パウダーフリークの共鳴
職場では、一条哲也以外の全員が外出していた。 一人で進める仕事は、驚くほどはかどる。 そんな時、お土産を手にした後輩、小山ゆうきが戻ってきた。
「一条さん、お留守番お疲れ様です。これ、お土産!」 哲也が受け取ったのは、柿の種をチョコレートでコーティングした新潟名物「柿チョコ」だった。 「おっ、柿チョコ。新潟に行ってきたのかい? スキーかな」 そういえば、先週末の日本海側は冬型の気圧配置で、かなり荒れていたはずだ。 「あいにくの天気で大変だったろう。まあ、温泉も多い地域だし、それなりに楽しめたかな?」
哲也の気遣いに、小山からは予想外の答えが返ってきた。 「それが、もう……猛吹雪で最高でした!」
猛吹雪で、最高。 ――もしや、彼女は。 「君、もしかして『パウダーフリーク』かい?」 「当然ですよ! パウダー・フェチです。この喜びを分かってくれそうなのは、一条さんだけだと思って買ってきたんですから」 小山は満面の笑みを浮かべている。よほど楽しかったのだろう。

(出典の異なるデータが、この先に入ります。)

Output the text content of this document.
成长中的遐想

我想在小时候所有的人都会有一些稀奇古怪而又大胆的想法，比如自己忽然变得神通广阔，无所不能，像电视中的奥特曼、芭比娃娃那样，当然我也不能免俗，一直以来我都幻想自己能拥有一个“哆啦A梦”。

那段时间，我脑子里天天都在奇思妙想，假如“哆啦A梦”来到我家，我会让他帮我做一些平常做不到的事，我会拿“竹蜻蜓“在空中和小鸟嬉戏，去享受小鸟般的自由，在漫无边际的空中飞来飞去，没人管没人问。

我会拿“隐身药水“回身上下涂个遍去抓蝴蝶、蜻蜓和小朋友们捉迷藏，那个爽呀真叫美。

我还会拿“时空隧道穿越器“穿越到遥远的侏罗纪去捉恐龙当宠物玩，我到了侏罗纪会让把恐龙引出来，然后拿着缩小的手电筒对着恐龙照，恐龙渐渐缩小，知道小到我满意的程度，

「私、スキー場で猛吹雪の中リフトに乗っている時に、思わず隣の友達に『いい天気ですね!』って言っちゃったんです。その瞬間、職場の先輩から聞いた話を思い出しました」 「私の話かな?」 「はい。『昔、一条さんとスキーに行った時、猛吹雪のリフトで彼が“いい天気ですね”と微笑んだ。そしてリフトを降りるなり、一気にツリーラン(林間コース)へ消えていった』という伝説を。今日、その意味がようやく分かりました!」
小山は、同志を見つけたと言わんばかりの晴れやかな顔で話している。
大雪の翌日、抜けるような青空の下、安定した深雪で雪煙を上げる。それは確かに素晴らしい。 だが、哲也は吹雪の日の良さも知っている。 「吹雪でオープンバーン(開けた斜面)がホワイトアウトして、空と雪の境界が消えてしまうような時でも、ツリーランなら木々が目印になって視界が確保できるし、雪崩のリスクも低い。何より、雪が降り積もり続けるから、常に新雪が楽しめるんだよね」 「さすが一条さん、話が早い!」
小山は嬉しそうに、大先輩である哲也に食いついた。 「でも、昔の人って2メートルを超えるような細くて長い板で滑ってたんですよね? どうやってパウダーを滑ってたんですか?」 「確かに、昔の細くて硬い板で深雪を滑るのは技術が必要だったよ。でもその分、ライバルが少なくてね。オープンバーンも今よりずっと長く楽しめたし、ツリーランに行く人なんて変わり者扱いだったな」
時代の流れでカービングスキーが登場し、さらに太くて浮力のある「ファットスキー」が普及したことで、パウダーランの難易度は劇的に下がった。 「昔はターンするたびに抜重して腕を大きく振り上げていたけど、今の板は前に重心を置くだけで勝手に回ってくれる。画期的だよ」 「知ってます! 昔のビデオで見たことあります! 腕を交互に上げる独特のフォーム。一条さんもやってたんですね」 「懐かしいね。道具の進化でパウダーは身近になったけど、その分、どこも競争率が上がってガツガツした雰囲気になった。僕が熱心に滑っていたのは、ちょうどその変わり目くらいまでかな」
「一条さんはまさに生き字引ですね」 小山はニヤリと微笑んだ。 「そんな人と感覚を共有できてよかったです。実は私、パウダーに興味がある同僚からコツを聞かれるんですけど、うまく説明できなくて……。一条さんならなんて答えます?」
哲也は少し考えてから答えた。 「……普通に滑る、かな」 小山も、わが意を得たりと頷く。 「ですよね! 私も『普通に』って言っちゃうんです」
急に、哲也の胸が熱くなった。 パウダーを滑れるようになるまで、誰もが悩み、工夫し、転びまくる。だがある時、ふと「掴む」瞬間がやってくる。 そしていつの間にか、人から滑り方を聞かれた時に、皆が揃ってこう答えるようになるのだ。「普通に滑ればいいんだよ」と。
「普通」という言葉の裏にある、あの浮遊感。 時代は変わっても、雪に魅了された人間が辿り着く境地は同じなのだ。
若い世代と深いところで共感できた気がして、一条哲也は柿チョコを口に放り込み、静かに微笑んだ。